Was passiert, wenn der Test in der Teststelle auch positiv ist?

Das Kind geht in Quarantäne und das weitere Vorgehen wird mit dem Hausarzt abgestimmt. Genauere Infos erhält man an der Teststelle.

 

Könnte die Schule auch Gurgeltests benutzen?

Zur Zeit ist das vom Land nicht vorgesehen.

 

Kann ein getestetes Kind die Maske weglassen?

Leider nicht. Die Selbsttests sind zwar gut und schnell, aber nicht so sicher wie die PCR-Tests. Sie eignen sich, um einen recht großen Prozentsatz infizierter Personen frühzeitig zu finden. Es kann aber vorkommen, dass jemand ein negatives Ergebnis hat und trotzdem ansteckend ist. Deshalb gelten weiterhin alle Hygieneregeln. Das gilt auf für Geimpfte und Genesene.

 

Warum wird dann überhaupt getestet?

Wenn man das einzelne Kind oder die einzelne Lehrkraft betrachtet, ist das Testen mit den Schnelltests tatsächlich nicht so effektiv, wie man es sich wünschen würde. Sinnvoll wird es aber, wenn man die ganze Schulgemeinschaft betrachtet. Wenn möglichst viele mitmachen, könnnen wir Personen, die noch nicht krank, aber schon ansteckend sind, frühzeitig finden und weitere Ansteckungen verhindern. So kann jeder dazu beitragen, die Schulgemeindschaft vor vielen Covid-Fällen und den damit verbundenen Quarantänemaßnahmen zu schützen.

 

Gab es schon Covid-Fälle an der FEBA?

Ja, wir hatten schon Fälle in Familien. Gott sei Dank hatten aber jedesmal die Eltern schnell reagiert und ihr Kind schon vorsorglich zu Hause gelassen. Deshalb waren bisher keine Quarantänemaßnahmen nötig.

 

Warum werden die Schnelltests in den Schulen gemacht?
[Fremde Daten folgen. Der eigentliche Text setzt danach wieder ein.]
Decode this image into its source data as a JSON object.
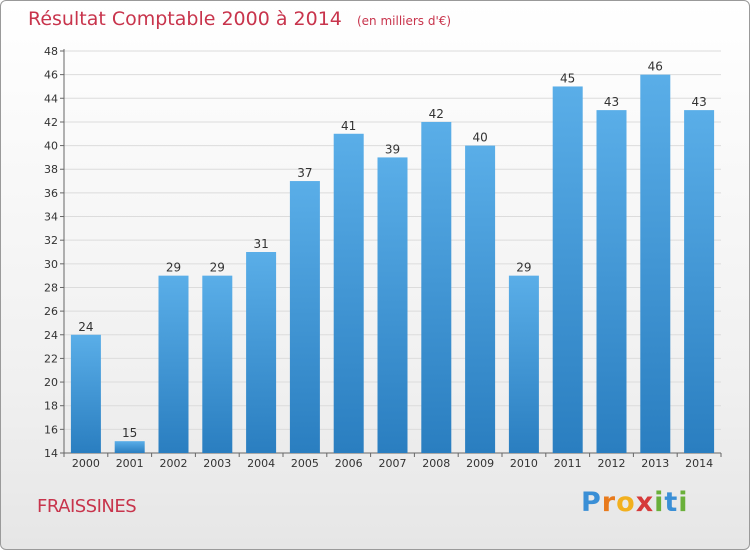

Es ist wichtig, so viele Ansteckungen wie möglich zu vermeiden. Das geht am besten, wenn man niemanden trifft. Dann wäre aber kein Unterricht möglich, denn in der Schule treffen sich viele Menschen. Damit es trotzdem möglichst wenige Ansteckungen gibt, versuchen wir, Menschen, die noch keine Symptome haben, aber schon andere anstecken können, früh zu finden

 

An wen kann ich mich wenden, wenn ich noch andere Fragen habe?

Schreiben Sie an die Schulleitung oder melden Sie sich im Schulbüro. Frau Velten ist, wie gesagt, auch unsere Hygienebeauftragte und kennt sich aus.

 

Auf "Selbsttest an Schulen rpl.de", finden Sie viele weitere Infos.

 

Gerne nehmen wir auch noch weitere Fragen und Antworten in diese Liste auf.